4. The structure of claim 3, further comprising a plurality of holes, tears, cuts, openings, indentations or combinations thereof.

5. The structure of claim 3 wherein at least some of said aerogel strips are interwoven.

6. The structure of claim 1 wherein said layers are secured to one another via tags, stitches, staples, adhesives, needle-punching or a combination thereof.

7. The structure of claim 5 further comprising a plurality of holes, tears, cuts, openings, indentations or combinations thereof.

8. The structure of claim 7 wherein said holes, tears, cuts, openings or indentations are at least partially covered or filled with a fibrous structure.

9. A structure comprising at least one layer of fiber-reinforced aerogel wherein said layer comprises a plurality of holes, tears, cuts, openings, indentations or combinations thereof.

10. The structure of claim 9 wherein the density of the holes tears, cuts, openings, indentations or combinations thereof is between about 1000/cm2 to 0.01/cm2.

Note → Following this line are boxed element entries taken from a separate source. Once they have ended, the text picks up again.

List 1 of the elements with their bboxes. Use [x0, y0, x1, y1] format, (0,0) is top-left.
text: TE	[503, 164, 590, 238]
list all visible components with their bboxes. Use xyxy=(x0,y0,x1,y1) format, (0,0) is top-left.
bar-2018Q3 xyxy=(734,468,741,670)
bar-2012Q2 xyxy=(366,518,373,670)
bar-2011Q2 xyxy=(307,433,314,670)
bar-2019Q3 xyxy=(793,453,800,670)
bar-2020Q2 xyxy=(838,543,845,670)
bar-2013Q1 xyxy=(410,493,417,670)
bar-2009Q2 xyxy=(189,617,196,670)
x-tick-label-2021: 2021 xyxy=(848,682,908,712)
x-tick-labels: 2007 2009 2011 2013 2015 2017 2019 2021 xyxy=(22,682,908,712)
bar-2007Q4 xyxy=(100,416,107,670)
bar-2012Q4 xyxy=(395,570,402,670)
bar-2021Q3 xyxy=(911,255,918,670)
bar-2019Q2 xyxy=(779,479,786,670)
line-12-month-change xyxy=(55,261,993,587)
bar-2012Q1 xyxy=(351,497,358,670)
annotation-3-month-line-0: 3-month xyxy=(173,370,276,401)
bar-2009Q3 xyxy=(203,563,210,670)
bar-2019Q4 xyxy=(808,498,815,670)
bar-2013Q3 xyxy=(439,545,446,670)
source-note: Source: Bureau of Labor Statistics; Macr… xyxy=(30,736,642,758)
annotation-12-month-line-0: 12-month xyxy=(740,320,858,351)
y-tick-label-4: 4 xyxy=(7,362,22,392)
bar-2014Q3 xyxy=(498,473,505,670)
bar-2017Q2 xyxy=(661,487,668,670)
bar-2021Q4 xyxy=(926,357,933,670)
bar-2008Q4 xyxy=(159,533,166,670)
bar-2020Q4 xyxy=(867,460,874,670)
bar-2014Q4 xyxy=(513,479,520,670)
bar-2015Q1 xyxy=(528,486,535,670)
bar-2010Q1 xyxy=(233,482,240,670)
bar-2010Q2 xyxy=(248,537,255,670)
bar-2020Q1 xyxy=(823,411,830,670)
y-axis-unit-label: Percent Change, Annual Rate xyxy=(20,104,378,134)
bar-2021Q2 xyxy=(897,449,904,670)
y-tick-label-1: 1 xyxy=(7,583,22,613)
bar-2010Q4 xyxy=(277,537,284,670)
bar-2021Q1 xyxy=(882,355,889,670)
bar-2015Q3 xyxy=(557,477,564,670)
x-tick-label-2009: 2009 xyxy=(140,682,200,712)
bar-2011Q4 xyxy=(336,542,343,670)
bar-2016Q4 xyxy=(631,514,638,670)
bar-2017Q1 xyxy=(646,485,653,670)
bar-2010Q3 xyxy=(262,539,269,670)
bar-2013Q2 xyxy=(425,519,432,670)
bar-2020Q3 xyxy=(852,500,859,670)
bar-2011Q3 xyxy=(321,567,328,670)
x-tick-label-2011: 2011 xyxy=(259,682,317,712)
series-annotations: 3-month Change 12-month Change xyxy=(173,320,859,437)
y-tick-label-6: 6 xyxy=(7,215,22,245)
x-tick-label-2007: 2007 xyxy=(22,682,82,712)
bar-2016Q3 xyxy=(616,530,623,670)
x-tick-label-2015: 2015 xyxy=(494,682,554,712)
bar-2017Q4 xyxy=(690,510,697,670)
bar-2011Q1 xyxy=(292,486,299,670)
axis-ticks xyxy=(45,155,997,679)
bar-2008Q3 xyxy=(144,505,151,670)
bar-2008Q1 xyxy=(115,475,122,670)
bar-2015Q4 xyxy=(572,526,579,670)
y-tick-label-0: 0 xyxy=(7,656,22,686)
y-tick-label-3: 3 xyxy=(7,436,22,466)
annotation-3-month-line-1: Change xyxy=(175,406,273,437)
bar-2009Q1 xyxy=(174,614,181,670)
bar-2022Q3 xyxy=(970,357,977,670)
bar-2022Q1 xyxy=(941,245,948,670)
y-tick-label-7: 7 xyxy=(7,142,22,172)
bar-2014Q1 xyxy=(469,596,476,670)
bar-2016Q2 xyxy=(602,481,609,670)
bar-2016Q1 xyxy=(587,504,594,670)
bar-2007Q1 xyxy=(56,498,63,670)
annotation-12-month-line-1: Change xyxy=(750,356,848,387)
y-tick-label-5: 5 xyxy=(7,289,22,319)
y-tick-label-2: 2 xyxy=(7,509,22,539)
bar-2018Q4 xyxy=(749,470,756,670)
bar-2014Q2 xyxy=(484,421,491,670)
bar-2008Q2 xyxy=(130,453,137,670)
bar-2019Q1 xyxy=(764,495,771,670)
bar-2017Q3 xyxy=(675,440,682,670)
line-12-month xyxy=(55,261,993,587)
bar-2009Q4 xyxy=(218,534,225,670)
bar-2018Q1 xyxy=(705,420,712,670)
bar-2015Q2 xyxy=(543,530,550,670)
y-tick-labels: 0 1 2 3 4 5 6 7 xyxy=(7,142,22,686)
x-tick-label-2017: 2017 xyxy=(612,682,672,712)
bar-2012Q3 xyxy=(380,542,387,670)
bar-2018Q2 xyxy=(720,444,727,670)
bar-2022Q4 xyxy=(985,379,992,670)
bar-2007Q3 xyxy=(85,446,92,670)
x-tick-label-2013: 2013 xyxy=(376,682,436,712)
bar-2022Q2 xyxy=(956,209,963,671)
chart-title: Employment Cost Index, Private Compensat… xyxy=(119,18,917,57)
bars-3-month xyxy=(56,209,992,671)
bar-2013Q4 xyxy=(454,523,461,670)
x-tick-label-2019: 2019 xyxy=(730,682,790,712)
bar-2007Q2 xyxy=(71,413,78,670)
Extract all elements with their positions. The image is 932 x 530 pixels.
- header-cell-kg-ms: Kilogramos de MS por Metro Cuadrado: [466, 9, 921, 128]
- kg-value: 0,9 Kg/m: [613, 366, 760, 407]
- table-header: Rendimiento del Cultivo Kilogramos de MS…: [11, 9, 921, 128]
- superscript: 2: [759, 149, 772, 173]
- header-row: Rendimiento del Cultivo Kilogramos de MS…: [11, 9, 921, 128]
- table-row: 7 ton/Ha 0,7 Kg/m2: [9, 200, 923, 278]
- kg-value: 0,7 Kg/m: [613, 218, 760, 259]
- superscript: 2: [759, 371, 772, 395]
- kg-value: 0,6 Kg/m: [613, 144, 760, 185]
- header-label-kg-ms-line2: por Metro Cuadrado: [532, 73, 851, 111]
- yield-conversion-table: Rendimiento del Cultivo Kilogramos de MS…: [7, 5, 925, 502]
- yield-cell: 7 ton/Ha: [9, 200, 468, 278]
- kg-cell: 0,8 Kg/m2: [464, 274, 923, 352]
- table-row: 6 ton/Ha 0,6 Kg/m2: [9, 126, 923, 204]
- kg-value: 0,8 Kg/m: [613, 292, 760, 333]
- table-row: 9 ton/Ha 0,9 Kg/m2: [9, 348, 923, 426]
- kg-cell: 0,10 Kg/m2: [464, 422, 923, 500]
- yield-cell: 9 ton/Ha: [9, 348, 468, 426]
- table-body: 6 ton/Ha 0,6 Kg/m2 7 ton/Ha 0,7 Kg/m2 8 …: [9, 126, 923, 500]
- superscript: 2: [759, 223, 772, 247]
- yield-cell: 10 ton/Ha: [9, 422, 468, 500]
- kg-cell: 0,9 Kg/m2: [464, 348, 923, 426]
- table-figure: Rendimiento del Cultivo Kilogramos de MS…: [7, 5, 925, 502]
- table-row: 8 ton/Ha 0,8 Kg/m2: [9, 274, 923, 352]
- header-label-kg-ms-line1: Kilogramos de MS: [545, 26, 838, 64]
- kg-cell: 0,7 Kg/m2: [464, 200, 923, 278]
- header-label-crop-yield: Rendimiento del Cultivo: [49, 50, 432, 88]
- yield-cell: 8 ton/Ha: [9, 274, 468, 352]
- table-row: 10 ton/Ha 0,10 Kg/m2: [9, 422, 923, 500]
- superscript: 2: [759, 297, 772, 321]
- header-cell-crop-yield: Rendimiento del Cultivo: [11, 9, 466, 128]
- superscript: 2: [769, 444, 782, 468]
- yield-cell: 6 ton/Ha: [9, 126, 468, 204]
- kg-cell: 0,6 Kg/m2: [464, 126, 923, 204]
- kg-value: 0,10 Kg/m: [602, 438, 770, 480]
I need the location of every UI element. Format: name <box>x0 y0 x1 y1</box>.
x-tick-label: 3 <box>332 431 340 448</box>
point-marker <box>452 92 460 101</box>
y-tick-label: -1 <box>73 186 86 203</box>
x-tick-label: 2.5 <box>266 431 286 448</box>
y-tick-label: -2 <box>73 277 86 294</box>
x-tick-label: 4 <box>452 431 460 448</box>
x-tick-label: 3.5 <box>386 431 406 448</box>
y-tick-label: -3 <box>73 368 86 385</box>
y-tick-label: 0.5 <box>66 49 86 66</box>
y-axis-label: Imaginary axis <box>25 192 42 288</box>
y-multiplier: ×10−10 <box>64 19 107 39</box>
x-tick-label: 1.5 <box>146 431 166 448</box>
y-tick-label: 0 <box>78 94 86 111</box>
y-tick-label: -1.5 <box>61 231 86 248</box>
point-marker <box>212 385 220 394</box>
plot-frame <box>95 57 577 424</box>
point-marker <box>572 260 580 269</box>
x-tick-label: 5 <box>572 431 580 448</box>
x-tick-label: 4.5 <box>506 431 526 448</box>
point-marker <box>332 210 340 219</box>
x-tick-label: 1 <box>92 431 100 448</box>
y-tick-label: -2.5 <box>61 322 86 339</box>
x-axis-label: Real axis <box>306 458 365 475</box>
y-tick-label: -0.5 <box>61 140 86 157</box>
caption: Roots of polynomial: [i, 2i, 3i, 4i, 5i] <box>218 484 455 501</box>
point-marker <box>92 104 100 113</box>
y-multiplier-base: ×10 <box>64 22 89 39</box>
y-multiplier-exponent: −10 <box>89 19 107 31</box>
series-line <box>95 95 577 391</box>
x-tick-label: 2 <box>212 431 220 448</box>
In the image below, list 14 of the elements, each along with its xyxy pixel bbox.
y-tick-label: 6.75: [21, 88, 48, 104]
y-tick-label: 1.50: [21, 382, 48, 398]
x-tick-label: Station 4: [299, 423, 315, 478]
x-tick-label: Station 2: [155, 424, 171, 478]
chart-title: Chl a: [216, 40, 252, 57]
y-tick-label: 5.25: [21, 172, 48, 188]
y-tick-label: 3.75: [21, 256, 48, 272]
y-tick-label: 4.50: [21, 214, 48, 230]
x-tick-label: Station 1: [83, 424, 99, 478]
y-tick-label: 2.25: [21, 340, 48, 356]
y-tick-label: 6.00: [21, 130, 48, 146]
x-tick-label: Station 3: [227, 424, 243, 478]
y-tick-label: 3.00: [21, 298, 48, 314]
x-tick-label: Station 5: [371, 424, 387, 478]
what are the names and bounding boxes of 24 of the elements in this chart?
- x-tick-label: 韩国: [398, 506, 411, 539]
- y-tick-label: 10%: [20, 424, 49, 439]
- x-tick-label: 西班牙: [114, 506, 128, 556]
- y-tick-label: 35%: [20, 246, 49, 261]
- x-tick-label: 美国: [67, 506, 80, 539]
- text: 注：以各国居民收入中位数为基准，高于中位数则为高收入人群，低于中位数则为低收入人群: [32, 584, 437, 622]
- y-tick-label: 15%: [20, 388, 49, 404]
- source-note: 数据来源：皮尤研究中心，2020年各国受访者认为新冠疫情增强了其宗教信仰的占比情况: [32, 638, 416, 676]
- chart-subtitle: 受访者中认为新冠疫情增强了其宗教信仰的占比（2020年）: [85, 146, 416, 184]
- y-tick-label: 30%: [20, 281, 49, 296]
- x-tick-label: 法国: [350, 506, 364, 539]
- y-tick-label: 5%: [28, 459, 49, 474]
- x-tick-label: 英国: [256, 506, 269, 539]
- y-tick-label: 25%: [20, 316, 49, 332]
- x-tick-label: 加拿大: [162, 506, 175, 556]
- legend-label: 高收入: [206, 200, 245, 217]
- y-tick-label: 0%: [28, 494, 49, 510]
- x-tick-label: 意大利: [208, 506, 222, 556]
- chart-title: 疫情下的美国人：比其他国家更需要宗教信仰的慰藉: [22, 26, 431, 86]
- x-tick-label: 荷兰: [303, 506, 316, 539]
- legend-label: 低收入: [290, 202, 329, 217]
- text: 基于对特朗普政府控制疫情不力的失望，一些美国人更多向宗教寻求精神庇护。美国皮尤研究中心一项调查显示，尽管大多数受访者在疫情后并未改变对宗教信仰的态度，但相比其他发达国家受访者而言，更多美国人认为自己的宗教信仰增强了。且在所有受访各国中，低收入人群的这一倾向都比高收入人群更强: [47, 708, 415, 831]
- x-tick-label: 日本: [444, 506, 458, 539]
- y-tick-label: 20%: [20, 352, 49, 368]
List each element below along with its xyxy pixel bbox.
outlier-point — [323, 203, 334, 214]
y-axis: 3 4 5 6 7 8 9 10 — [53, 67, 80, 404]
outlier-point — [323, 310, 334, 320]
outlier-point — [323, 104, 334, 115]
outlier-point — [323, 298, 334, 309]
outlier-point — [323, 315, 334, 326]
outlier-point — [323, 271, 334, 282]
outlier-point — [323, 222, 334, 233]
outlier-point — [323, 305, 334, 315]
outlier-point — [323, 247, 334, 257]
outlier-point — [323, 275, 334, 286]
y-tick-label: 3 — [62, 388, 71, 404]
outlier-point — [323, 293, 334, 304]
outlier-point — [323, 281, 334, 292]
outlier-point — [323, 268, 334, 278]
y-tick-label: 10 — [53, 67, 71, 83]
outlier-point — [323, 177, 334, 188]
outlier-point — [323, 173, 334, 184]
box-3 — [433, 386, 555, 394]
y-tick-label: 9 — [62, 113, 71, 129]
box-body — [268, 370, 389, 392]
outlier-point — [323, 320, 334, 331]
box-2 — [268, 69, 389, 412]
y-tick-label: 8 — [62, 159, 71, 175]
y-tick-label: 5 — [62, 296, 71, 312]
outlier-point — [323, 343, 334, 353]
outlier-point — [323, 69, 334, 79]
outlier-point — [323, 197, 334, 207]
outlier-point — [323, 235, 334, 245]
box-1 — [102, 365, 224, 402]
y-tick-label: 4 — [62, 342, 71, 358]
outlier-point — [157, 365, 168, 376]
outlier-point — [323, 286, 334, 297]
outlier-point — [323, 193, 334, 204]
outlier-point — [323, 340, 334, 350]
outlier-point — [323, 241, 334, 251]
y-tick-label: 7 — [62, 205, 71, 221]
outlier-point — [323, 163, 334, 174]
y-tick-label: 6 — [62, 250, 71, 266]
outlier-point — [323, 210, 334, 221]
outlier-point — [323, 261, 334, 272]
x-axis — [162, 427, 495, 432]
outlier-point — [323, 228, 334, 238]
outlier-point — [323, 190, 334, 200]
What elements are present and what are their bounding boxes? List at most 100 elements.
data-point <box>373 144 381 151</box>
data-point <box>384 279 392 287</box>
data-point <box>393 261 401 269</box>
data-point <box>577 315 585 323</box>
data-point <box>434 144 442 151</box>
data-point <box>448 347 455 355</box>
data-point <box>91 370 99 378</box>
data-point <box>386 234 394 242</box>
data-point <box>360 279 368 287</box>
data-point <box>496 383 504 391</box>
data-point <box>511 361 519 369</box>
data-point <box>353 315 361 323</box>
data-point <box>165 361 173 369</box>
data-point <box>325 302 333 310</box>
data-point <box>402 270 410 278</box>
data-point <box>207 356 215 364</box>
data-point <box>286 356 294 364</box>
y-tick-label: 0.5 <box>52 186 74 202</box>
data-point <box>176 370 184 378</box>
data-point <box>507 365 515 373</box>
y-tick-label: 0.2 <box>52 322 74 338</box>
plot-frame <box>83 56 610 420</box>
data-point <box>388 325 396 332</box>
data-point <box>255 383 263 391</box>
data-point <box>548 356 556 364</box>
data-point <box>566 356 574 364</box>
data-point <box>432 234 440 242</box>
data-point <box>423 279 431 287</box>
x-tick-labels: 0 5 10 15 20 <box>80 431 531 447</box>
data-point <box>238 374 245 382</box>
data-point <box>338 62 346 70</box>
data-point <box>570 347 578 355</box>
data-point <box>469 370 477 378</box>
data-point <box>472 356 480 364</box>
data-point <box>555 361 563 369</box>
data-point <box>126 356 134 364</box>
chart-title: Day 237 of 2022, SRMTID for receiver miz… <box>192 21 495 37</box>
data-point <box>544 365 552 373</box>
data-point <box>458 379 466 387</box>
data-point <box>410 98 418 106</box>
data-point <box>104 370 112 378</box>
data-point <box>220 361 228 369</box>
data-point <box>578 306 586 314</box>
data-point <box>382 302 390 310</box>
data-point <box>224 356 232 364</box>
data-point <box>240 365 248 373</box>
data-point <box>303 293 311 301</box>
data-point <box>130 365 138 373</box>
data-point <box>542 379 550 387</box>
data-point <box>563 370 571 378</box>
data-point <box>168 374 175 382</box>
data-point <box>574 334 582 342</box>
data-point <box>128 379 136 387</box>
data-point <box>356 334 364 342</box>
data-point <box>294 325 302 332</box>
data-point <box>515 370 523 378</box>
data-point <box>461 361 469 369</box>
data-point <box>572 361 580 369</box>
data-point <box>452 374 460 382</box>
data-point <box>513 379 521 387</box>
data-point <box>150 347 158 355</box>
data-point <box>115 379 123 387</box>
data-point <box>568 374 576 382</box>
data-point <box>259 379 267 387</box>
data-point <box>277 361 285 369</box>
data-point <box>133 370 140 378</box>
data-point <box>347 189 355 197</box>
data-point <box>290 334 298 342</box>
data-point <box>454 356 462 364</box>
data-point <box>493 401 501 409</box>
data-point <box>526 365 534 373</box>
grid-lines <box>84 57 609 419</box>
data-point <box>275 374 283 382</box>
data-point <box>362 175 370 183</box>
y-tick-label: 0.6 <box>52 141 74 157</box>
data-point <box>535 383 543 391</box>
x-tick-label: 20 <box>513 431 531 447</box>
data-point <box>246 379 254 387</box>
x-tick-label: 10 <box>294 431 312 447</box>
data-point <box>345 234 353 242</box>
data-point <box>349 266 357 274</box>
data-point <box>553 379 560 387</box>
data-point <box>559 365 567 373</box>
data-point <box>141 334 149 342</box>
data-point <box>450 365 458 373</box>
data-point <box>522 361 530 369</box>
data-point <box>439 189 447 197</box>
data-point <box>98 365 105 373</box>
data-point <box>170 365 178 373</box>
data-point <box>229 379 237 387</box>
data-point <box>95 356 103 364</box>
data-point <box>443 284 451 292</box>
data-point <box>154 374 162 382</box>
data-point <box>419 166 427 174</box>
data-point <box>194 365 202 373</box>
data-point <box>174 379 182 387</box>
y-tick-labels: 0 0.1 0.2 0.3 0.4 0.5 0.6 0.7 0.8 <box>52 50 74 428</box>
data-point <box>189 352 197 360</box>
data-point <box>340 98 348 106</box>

11. The structure of claim 9 wherein said holes, tears, cuts, openings or indentations are at least partially covered by a fibrous structure.

12. A method of forming an insulating structure comprising providing at least two superposed layers, wherein at least one of said layers is an insulating layer comprising a plurality of fiber-reinforced aerogel strips.

13. The method of claim 12 wherein the strips are arranged in a substantially parallel

14. The method of claim 12 wherein at least some of the aerogel strips of adjacent layers are interwoven.

15. The method of claim 12 wherein said layers are secured to one another via tags, stitches, staples, adhesives, needle-punching or a combination thereof.

16. A method of forming an insulating structure comprising providing least one fiber-reinforced aerogel layer comprising a plurality of holes, tears, cuts, openings, indentations or combinations thereof.

17. The method of claim 16 wherein the density of the holes tears, cuts, openings, indentations or combinations thereof is between about 1000/cm2 to 0.01/cm2.

18. The method of claim 16 wherein said holes, tears, cuts, openings or indentations are at least partially covered by a fibrous structure.

19. A sound reflecting, transmitting or dampening structure comprising the structure of claim 1.

20. A sound reflecting, transmitting or dampening structure comprising the structure of claim 9.